I’ve been all-in with Apple too. The iPhone, iPad, and MacBook have been my only devices at different times. Of course, I’ve lived on Windows PCs many times and even tried a Windows smartphone by Nokia. I’m now all-in with Apple: a Mac, iPad, iPhone, and Watch. No AirPods usage though.

Blogs

Included here are blogging platforms as well; I’ve used a handful of them over the years. Blogger, Micro.blog, WordPress, Neocities, for example. I test-drove and trialed others like Ghost and Squarespace. Still others tempt me away: Write.as, Blot, and BearBlog.

Recently, I was planning a potential huge migration from WordPress to Neocities. After completing the prep work, I got down to the herculean effort of manually porting my posts over to HTML. I bailed. Simplicity, it seems, prevailed. For once, I managed to abort a switching process. Maybe my chronic ways are starting to change. Now that would be big switch!

Pain and gain

All this digital dancing disrupts my workflows. So while I think the “new” app or whatever will improve my routine or make life easier, I first pay the price of moving my data over. Export/import, copy/paste, etc. Part of me likes the effort involved in switching because it feels productive. The reality is, though I might save time in the long-term, the switching cost is counter-productive in the short-term.

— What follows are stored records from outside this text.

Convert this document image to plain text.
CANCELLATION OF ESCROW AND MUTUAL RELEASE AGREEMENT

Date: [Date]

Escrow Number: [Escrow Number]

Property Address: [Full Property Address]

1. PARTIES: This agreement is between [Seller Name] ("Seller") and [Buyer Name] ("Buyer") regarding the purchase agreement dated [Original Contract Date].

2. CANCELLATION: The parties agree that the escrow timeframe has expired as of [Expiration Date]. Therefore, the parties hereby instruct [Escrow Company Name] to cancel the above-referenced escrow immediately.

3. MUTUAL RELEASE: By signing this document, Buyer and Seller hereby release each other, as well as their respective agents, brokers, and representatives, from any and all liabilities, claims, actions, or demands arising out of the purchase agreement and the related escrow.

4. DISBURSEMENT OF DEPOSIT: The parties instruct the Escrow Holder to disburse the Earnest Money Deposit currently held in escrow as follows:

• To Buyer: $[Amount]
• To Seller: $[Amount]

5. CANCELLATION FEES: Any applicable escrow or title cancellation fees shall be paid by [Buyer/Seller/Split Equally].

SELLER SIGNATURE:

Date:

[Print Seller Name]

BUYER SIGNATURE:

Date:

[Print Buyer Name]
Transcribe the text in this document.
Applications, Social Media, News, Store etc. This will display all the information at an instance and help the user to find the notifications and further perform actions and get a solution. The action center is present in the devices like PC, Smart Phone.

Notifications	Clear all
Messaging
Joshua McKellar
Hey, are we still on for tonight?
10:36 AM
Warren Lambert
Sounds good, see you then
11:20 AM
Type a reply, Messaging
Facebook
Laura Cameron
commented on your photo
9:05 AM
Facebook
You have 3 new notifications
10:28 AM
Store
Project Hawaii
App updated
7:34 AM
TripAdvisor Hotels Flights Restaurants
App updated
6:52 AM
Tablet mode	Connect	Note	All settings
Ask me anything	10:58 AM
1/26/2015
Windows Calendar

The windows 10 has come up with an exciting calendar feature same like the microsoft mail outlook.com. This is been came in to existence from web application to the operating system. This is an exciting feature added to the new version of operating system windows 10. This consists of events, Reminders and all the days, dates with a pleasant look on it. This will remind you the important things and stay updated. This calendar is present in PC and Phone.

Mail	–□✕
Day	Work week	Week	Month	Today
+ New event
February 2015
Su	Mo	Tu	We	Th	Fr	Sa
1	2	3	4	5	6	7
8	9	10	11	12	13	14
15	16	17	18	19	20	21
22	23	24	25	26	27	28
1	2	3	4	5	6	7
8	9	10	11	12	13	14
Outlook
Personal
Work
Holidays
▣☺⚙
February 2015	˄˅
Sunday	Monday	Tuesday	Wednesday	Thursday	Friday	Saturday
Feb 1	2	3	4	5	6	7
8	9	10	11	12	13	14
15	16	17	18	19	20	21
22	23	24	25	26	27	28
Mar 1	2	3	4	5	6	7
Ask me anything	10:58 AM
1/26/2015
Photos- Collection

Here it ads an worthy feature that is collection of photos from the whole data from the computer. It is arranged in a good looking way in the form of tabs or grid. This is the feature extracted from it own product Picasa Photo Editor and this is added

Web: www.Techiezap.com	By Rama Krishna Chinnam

On a positive point, trying different apps and ecosystems gives me new ideas of how to use certain tools and helps me re-organize my data thanks to the churn of migration. Every time I move my notes, I rediscover long-forgotten yet useful ones and resurface useless ones that should be quickly forgotten into the trash bin.

Final thoughts

One of my personal goals is to switch less or, better yet, not at all. No more chronic change-up, just acute change-up at most. And if I make a change, it shouldn’t be for change’s sake.

I want to stop forgetting, ignoring, or neglecting the benefits of staying where I am and using what I’ve got. Maybe I’ll even learn how to better leverage the tech hardware and software I’ve invested in. Unless my setup has a breakdown, I should leave well-enough alone. I must change my ever-changing habit.